The Peretzniks, Slawomir Grunberg’s lovingly crafted documentary about a Jewish day school in Lodz, Poland, speaks volumes about enduring friendships and the ambivalent relationship between Jews and Christians in 20th-century Poland.(video)
Graduates get together at a reunion in Israel
The Peretz school in this central Polish city was probably the finest institution of its kind in Poland after the horrors of World War II.
Attended by the sons and daughters of Holocaust survivors, the school gave its students a sense of community and security.
The Peretzniks, which was co- produced by the Shalom Foundation and is scheduled to be screened in Toronto, Montreal and Ottawa next week, skilfully evokes a time and a place, weaving nostalgia and disappointment into its narrative.
The screenings are sponsored by Polish Embassy in Canada, Canadian Jewish Congress, the Polish-Jewish Heritage Foundation, the Polish Film Institute and the Non-Fiction Foundation.
The school was established in 1945 by Jews who believed that Jewish life could be resurrected in Poland.
In the aftermath of the war, Jewish survivors flocked to Lodz, which had been one-third Jewish and a key industrial centre in Poland. Lodz had not been destroyed by the Nazis, and in many cases, the Jews moved into apartments that had been vacated by the former ethnic German owners.
The Peretzniks opens with a scene in which a Polish teacher reads off the names of the school’s graduates, most of whom live outside Poland today, mainly in Israel and North America. The teacher, a Catholic, taught Polish literature, and was well liked by her students.
The strongest impression the film leaves is that the students felt very Polish and part of an extended family. “It was my entire life,” exclaims one man.
In quieter tones, another man says, “It provided meaning for my life,”
When they meet at a reunion in Ashkelon, they exult in an explosion of joy, hugging and kissing and trading stories about their youth.
But as Grunberg – a graduate of the Polish Film School in Lodz who left Poland in 1981 and immigrated to the United States – digs deeper, he discovers a number of facts.

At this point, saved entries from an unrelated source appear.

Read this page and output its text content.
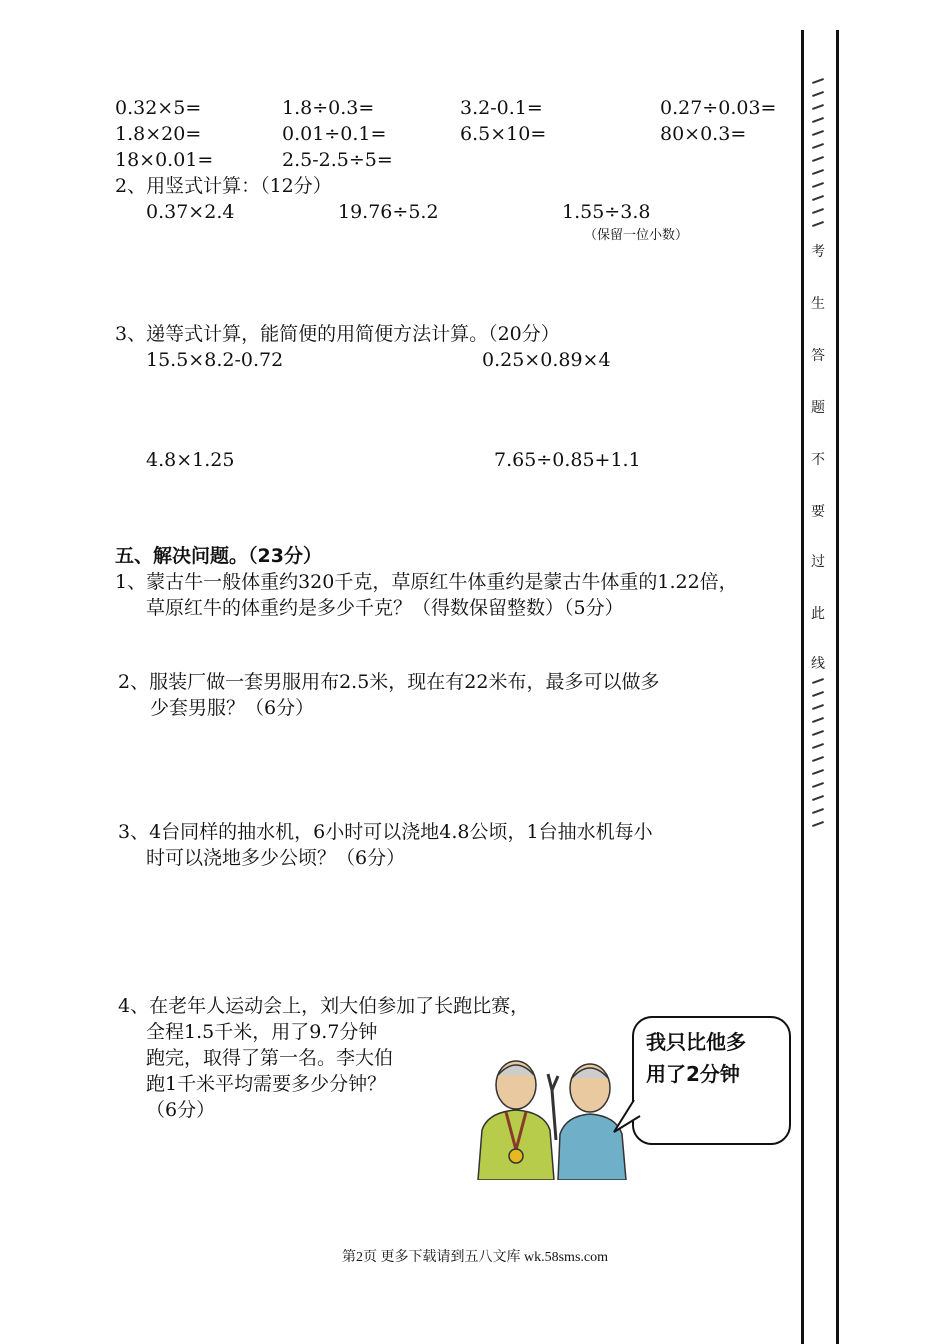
0.32×5=	1.8÷0.3=	3.2-0.1=	0.27÷0.03=
1.8×20=	0.01÷0.1=	6.5×10=	80×0.3=
18×0.01=	2.5-2.5÷5=
2、用竖式计算：（12分）
0.37×2.4	19.76÷5.2	1.55÷3.8
（保留一位小数）
3、递等式计算，能简便的用简便方法计算。（20分）
15.5×8.2-0.72	0.25×0.89×4
4.8×1.25	7.65÷0.85+1.1
五、解决问题。（23分）
1、蒙古牛一般体重约320千克，草原红牛体重约是蒙古牛体重的1.22倍，
草原红牛的体重约是多少千克？（得数保留整数）（5分）
2、服装厂做一套男服用布2.5米，现在有22米布，最多可以做多
少套男服？（6分）
3、4台同样的抽水机，6小时可以浇地4.8公顷，1台抽水机每小
时可以浇地多少公顷？（6分）
4、在老年人运动会上，刘大伯参加了长跑比赛，
全程1.5千米，用了9.7分钟
跑完，取得了第一名。李大伯
跑1千米平均需要多少分钟？
（6分）
我只比他多
用了2分钟
考
生
答
题
不
要
过
此
线
第2页 更多下载请到五八文库 wk.58sms.com
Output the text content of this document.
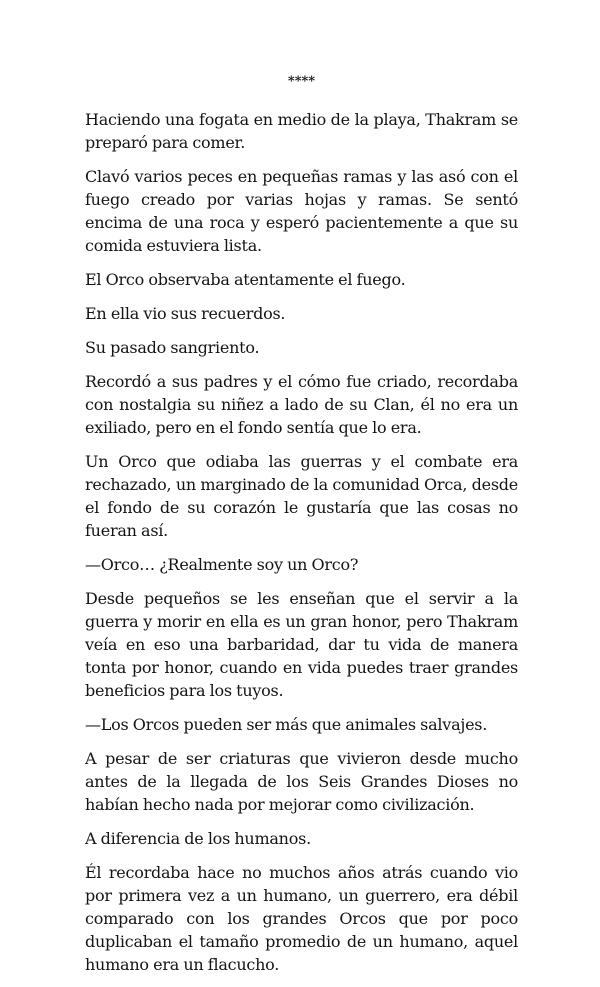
****

Haciendo una fogata en medio de la playa, Thakram se preparó para comer.

Clavó varios peces en pequeñas ramas y las asó con el fuego creado por varias hojas y ramas. Se sentó encima de una roca y esperó pacientemente a que su comida estuviera lista.

El Orco observaba atentamente el fuego.

En ella vio sus recuerdos.

Su pasado sangriento.

Recordó a sus padres y el cómo fue criado, recordaba con nostalgia su niñez a lado de su Clan, él no era un exiliado, pero en el fondo sentía que lo era.

Un Orco que odiaba las guerras y el combate era rechazado, un marginado de la comunidad Orca, desde el fondo de su corazón le gustaría que las cosas no fueran así.

—Orco… ¿Realmente soy un Orco?

Desde pequeños se les enseñan que el servir a la guerra y morir en ella es un gran honor, pero Thakram veía en eso una barbaridad, dar tu vida de manera tonta por honor, cuando en vida puedes traer grandes beneficios para los tuyos.

—Los Orcos pueden ser más que animales salvajes.

A pesar de ser criaturas que vivieron desde mucho antes de la llegada de los Seis Grandes Dioses no habían hecho nada por mejorar como civilización.

A diferencia de los humanos.

Él recordaba hace no muchos años atrás cuando vio por primera vez a un humano, un guerrero, era débil comparado con los grandes Orcos que por poco duplicaban el tamaño promedio de un humano, aquel humano era un flacucho.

The students appear to have come from working-class backgrounds. Jews from the intelligentsia sent their children to Polish schools.
None of the students had grandparents, since they had been killed during the Holocaust. The school bound the kids together like a close-knit family, but although they were exposed to Jewish culture, some were uncomfortable with being Jewish.
Given the continued prevalence of anti-Semitism in postwar Communist Poland, the school was something of a haven. A procession of students, including Daniel Libeskind, the architect, recall the strained atmosphere and the taunts they had to endure in the city.
Ultimately, the school was unable to shelter them or their families from the bitter reality of anti-Semitism.
During and after the Six Day War in Israel, Poland, in concert with the Communist Bloc, roundly excoriated Israel as an aggressor state. Ultimately, the students
were directly affected by the anti-Jewish campaign launched by the Polish Communist leadership under the thin guise of anti-Zionism.
In a stark archival clip, Wladyslaw Gomulka, then secretary general of the Communist party, delivers a fiery speech in which he denounces “Jewish nationalists” and “Zionists.” With approving shouts from the audience, he urges them to leave Poland, saying that exit visas are readily available. These are by far the most chilling and troubling scenes in The Peretzniks.
Gomulka’s anti-Semitic diatribe touched off a wave of Jewish emigration and spelled finis to the Peretz school. With a much smaller Jewish student body, the school had no alternative but to close, ending an era.
The students, now parents and grandparents, agree that their departure from the country they loved was difficult and painful. “We were uprooted,” says a woman plaintively.
Despite their trials and tribulations, they have mostly fond memories of Poland and the school that played such a pivotal role in their formative years.
The Peretzniks will be screened in Toronto on Thursday, June 10, at 7:30 p.m. at the University of Toronto’s Innis Town Hall. In Montreal, it will be screened on Tuesday, June 8, at 7:30 p.m. at Adams Auditorium . The Ottawa screening is on Wednesday, June 9, at 7:30 p.m. at the Alumni Auditorium, University of Ottawa.